5. Concluding Remarks

Controlled manipulation of a functional β-cell mass in humans, meaning both the replacement of the lost β-cell mass and the restoration of β-cell functionality, represents a holy grail for therapeutic interventions in diabetes. The possibility of stimulating the intrinsic plasticity of adult islets under prediabetic or diabetic conditions for the regeneration of the lost functional β-cell mass could become a successful curative treatment for this chronic disease of pandemic proportions worldwide. However, further studies are still needed to demonstrate the feasibility of this therapeutic approach.

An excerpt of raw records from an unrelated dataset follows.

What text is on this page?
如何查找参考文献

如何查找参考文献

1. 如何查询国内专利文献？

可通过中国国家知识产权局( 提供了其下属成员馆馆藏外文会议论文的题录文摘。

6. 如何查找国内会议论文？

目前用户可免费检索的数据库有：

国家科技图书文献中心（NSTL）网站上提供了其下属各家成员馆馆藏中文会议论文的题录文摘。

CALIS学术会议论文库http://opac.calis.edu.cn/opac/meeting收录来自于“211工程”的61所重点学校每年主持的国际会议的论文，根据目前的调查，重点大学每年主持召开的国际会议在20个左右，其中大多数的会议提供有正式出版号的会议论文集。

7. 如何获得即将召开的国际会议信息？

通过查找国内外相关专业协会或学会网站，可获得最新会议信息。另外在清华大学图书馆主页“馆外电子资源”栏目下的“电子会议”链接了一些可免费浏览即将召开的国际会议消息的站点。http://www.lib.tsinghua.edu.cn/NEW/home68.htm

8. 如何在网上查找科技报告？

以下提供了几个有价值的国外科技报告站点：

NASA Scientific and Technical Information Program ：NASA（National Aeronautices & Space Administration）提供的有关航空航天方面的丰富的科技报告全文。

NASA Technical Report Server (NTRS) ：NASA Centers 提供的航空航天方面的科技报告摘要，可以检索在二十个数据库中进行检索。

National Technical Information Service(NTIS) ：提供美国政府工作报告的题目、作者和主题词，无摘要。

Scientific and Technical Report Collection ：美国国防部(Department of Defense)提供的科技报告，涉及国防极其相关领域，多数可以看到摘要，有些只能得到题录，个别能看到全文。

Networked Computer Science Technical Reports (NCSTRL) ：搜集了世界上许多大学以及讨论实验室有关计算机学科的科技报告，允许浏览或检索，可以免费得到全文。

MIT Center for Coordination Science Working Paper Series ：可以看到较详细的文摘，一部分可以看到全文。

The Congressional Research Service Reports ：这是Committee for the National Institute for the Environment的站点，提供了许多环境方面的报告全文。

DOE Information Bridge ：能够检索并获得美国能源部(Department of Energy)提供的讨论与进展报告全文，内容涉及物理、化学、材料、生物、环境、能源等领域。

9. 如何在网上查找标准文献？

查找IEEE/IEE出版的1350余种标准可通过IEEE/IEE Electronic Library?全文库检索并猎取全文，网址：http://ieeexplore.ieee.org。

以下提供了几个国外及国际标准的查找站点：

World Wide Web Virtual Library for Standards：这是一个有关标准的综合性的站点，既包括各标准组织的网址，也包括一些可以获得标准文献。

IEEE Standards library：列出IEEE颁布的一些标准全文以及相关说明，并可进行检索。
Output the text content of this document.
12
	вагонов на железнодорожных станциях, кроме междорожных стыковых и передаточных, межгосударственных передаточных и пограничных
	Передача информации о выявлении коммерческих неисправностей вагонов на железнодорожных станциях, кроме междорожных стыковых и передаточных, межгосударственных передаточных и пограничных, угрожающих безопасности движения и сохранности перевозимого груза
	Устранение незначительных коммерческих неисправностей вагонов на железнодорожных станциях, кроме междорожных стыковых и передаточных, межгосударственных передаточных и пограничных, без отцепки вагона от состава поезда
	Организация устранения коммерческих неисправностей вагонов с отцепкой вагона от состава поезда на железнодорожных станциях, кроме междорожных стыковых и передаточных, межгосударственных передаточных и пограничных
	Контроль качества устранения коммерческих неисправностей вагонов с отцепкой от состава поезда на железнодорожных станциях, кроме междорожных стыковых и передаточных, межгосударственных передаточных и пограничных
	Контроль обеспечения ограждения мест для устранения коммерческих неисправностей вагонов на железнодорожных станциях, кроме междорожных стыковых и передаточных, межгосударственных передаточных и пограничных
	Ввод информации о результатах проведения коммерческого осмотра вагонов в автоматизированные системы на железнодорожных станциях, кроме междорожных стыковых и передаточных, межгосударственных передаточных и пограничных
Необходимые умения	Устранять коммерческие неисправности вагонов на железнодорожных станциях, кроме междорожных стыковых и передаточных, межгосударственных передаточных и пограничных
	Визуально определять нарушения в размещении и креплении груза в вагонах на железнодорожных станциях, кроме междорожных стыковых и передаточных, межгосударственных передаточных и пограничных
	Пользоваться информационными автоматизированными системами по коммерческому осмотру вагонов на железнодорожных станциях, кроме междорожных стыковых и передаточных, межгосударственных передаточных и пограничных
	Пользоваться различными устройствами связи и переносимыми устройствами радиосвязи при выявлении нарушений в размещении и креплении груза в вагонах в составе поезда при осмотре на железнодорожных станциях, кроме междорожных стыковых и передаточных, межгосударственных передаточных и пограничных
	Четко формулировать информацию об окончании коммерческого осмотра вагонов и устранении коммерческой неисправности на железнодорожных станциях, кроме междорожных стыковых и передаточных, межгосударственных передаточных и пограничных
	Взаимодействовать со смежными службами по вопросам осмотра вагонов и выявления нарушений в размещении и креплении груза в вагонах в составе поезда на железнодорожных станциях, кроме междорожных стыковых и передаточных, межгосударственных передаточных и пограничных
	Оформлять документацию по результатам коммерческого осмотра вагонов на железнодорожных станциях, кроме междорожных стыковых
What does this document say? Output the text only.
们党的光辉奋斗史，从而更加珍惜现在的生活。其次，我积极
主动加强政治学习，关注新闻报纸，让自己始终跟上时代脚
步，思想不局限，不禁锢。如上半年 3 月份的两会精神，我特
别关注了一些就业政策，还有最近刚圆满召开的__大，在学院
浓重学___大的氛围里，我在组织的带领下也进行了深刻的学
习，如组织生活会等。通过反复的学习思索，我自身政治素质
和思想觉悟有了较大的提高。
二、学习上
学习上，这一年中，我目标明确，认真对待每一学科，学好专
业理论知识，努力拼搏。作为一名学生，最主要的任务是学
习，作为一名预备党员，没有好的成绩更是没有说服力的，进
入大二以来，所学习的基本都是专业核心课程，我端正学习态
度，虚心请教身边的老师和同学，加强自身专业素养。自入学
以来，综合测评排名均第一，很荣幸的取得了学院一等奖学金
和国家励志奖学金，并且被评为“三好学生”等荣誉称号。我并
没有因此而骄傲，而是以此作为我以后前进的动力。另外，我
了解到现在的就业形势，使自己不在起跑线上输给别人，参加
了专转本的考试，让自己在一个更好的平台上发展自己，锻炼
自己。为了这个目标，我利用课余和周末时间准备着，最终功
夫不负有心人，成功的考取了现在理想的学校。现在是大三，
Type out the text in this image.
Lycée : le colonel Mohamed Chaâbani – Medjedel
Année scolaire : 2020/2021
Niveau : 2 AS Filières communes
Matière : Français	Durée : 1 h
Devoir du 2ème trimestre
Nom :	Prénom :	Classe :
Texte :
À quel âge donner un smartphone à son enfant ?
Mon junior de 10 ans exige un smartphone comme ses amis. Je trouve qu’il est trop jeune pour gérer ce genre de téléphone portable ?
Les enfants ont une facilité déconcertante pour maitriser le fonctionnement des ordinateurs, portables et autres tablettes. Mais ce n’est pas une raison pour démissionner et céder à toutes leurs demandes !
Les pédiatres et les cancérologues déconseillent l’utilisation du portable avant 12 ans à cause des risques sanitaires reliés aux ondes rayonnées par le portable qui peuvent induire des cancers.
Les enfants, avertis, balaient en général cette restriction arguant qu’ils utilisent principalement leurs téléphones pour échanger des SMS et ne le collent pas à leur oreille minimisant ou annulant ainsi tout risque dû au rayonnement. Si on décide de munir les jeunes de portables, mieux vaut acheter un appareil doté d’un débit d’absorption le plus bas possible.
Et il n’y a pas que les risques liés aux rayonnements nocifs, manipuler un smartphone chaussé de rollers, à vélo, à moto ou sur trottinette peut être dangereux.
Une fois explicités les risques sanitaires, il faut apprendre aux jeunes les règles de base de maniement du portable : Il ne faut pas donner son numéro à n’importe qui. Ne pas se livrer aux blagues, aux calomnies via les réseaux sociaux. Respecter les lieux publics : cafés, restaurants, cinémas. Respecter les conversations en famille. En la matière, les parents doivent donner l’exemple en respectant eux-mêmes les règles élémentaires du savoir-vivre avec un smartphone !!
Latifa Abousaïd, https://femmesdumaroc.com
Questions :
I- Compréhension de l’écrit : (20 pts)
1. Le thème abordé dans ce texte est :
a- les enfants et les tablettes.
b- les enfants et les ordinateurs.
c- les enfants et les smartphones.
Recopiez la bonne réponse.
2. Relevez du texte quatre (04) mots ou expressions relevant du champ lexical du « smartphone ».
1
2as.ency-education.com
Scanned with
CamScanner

Different studies using mouse models, combined with powerful high-throughput screening technology employed to characterize islet cell populations in both rodents and humans, have allowed the identification of pathways/mechanisms involved in β-cell heterogeneity. In addition, several studies have shown the high relevance of the maintenance of the different β-cell subpopulations for the islet functionality, since alterations in the proportions of different β-cell populations is sufficient to alter insulin secretion in response to glucose. However, the experimental differences among these studies, using different animal models and/or selecting different maturation reporter genes for the analysis of the islet populations, have led to the description of numerous subpopulations of β-cell that may overlap, at least to some extent. Big metadata analysis of the different identified subpopulations in both humans and rodents is mandatory to fully understand the heterogeneity of the β-cells and the genetic and epigenetic differences between them. Moreover, these studies will allow the identification of novel surface markers required for the identification and isolation of live β-cell subpopulations necessary to translate the data derived from rodent models to human islets. These meta-analyses will also help in the identification of the molecular mechanisms driving the loss of β-cell identity in the dedifferentiated β-cells, which will likely reveal novel druggable pathways for avoiding/reversing this dedifferentiation of β-cells. Moreover, as evidenced by the discrepancies in the GABA effect on ⍺- to β-cell transdifferentiation, combined efforts of different groups will provide a clearer picture of the involvement of the different mechanisms described for β-cell neogenesis in the regeneration of the lost β-cell mass under different metabolic challenges.